For example, why would someone choose 2/2 time over 4/4 time? It will still give your 4 quarter notes per measure, just at half the time spent on each quarter note.
pdpi: Played at the same speed, the difference is in the accent — that is, where you put more emphasis.
Listen to Sousa’s [Fairest of the Fair](https://www.youtube.com/watch?v=pr0ZI3j-fT8). As soon as the drums kick in, you should be able to get a really strong “one, two. one, two.” sort of feel. That’s what 2/2 or 2/4 sounds like.
Now pay attention to the bass line for Queen’s [Crazy Little Thing Called Love](https://www.youtube.com/watch?v=zO6D_BAuYCI). That’s a “one two three four” feel. That’s your 4/4.
Let’s try the ones that are multiples of three now. 3/4 vs 6/8 is the difference between “One and Two and Three and One and Two and Three and (…)” for 3/4, and “One and a Two and a One and a Two and a (…)” for 6/8: one has three beats that divide into two halves, the other has two beats that divide into thirds. You can hear this difference in Bernstein’s [America](https://www.youtube.com/watch?v=Qy6wo2wpT2k) from West Side Story: The bit that goes “*I* like to *live* in A-*me*-*ri*-*ca*”. Note how The first half has two accents (“I” and “live”) and is in 6/8, and the second half is 3/4 with emphasis on “me”, “ri”, “ca”.
Galuvian: Its not always about the ratio, its mostly about where you want the emphasis to be and how fast that beat goes. Also keep in mind that in many 20th century arrangements composers will stick in measures with different time signatures to produce a certain effect, and those measures don’t always behave the same as if an entire piece were written in that meter.
Some time signatures are close to interchangeable. 2/4 is often really similar to 2/2 or “cut” time even though those aren’t the same ratio as 2/4. Having the beats on quarter notes is a little easier to read for some musicians that haven’t played a lot of the old marches written in cut time.
Others are not. 3/4 is 3 beats per measure, each beat being subdivided into 2, while 6/8 is 2 beats subdivided into 3.
6/4 can mean a few things. If an entire piece is written in 6/4, it probably is in a slow 3. But if a random measure is in a piece, it may just represent a 4/4 + a 2/4 measure to extend a phrase by a couple of beats.
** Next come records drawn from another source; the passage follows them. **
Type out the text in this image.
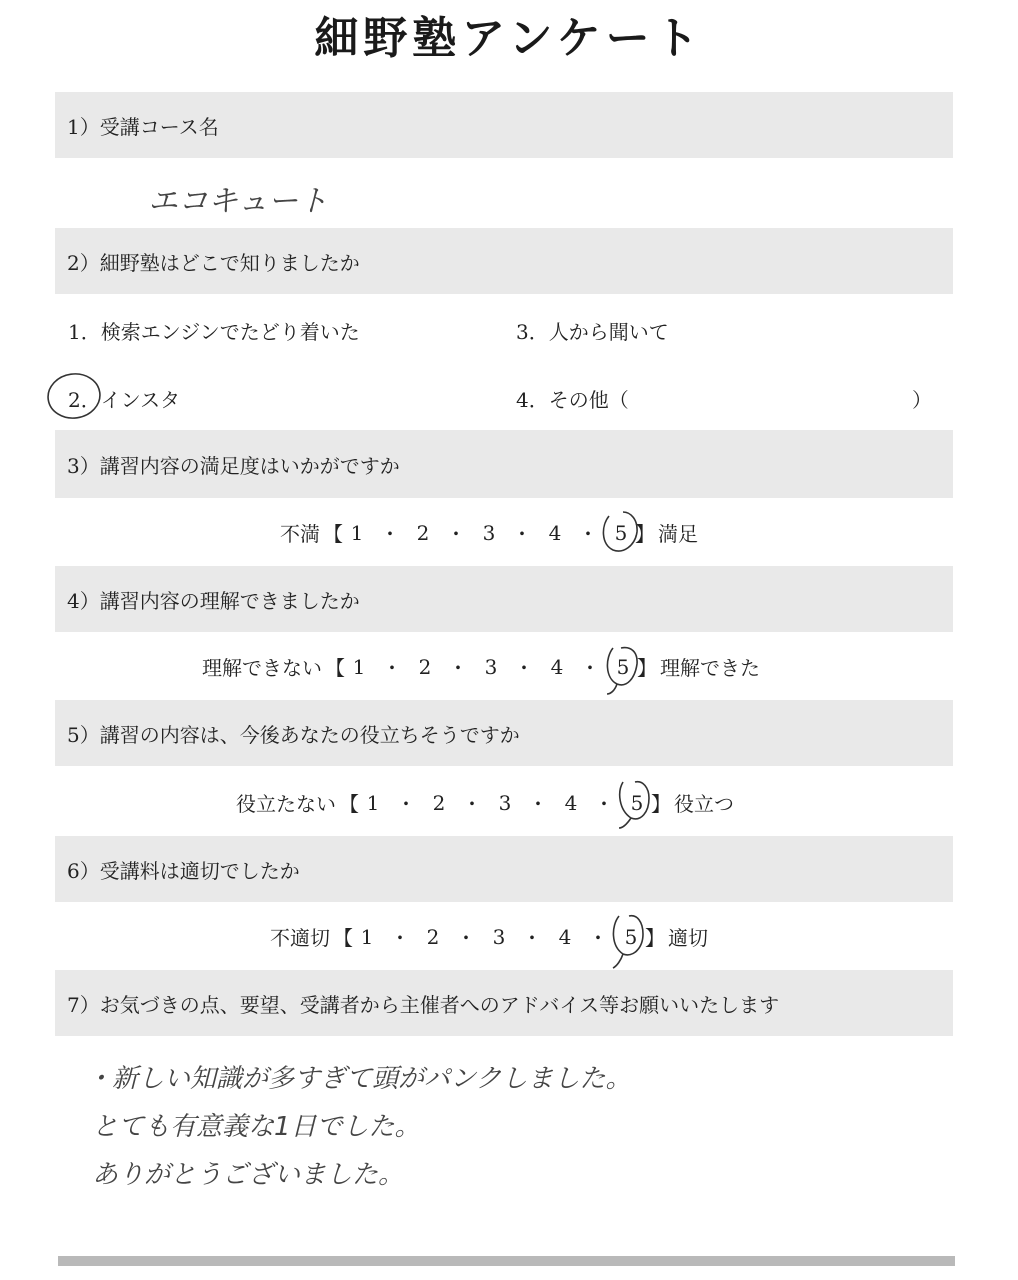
細野塾アンケート
1）受講コース名
エコキュート
2）細野塾はどこで知りましたか
1．検索エンジンでたどり着いた	3．人から聞いて
2．インスタ	4．その他（	）
3）講習内容の満足度はいかがですか
不満 【 1 ・ 2 ・ 3 ・ 4 ・ 5 】 満足
4）講習内容の理解できましたか
理解できない 【 1 ・ 2 ・ 3 ・ 4 ・ 5 】 理解できた
5）講習の内容は、今後あなたの役立ちそうですか
役立たない 【 1 ・ 2 ・ 3 ・ 4 ・ 5 】 役立つ
6）受講料は適切でしたか
不適切 【 1 ・ 2 ・ 3 ・ 4 ・ 5 】 適切
7）お気づきの点、要望、受講者から主催者へのアドバイス等お願いいたします
・新しい知識が多すぎて頭がパンクしました。
とても有意義な1日でした。
ありがとうございました。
In addition to 2 vs 3 feel, the composer arranger will take other things into account, like how much work would the conductor be doing, and how much effort is to write everything out. Going back to 2/4 vs cut time, the advantage of 2/2 is that really fast notes can be written as 16th notes instead of 32nd notes. That makes it easier to read and easier to write.
SausageSmausage: 2/2 time and 4/4 time are actually very different. 2/2 songs are usually a bit faster, vs 4/4 time which is very standard and can go all over the place. You usually only see 2/2 time in marches, to keep time with feet while marching.
Ansa88: It has more to do with the way the song is written rather than played. If you want something looser that you can experiment with, you have a time signature that you can fit more notes into. If you want something to have a more rigid structure, then the time signature that you can fit less notes per measure into will work.
thackerh: “For example, why would someone choose 2/2 time over 4/4 time? It will still give your 4 quarter notes per measure, just at half the time spent on each quarter note. ”
In 2/2 time, you would not have 4 quarter notes per measure. You’d have 2 beats in a measure, and the half note is the “beat.”
The top number in the ratio is the number of beats per measure, and the bottom number is which note value constitutes one beat.
Pinwurm: The top number is the beat. The second number is how-many-beats in a bar.
In 2/2, there are 2 half notes per measure, which means it’s *like* 4/4, but often’s faster. The beats are counted by the half note instead of the quarter note
You can certainly transcribe 4/4 music as 2/2 and vice-versa, it really depends on the composer and how they view their work. Think of it like paintings. Some painters work with *large* canvases – others work small. Large paintings can be more detailed – but may take longer to create, study and analyse. Small ones can be less detailed, but easier for the viewer to take in.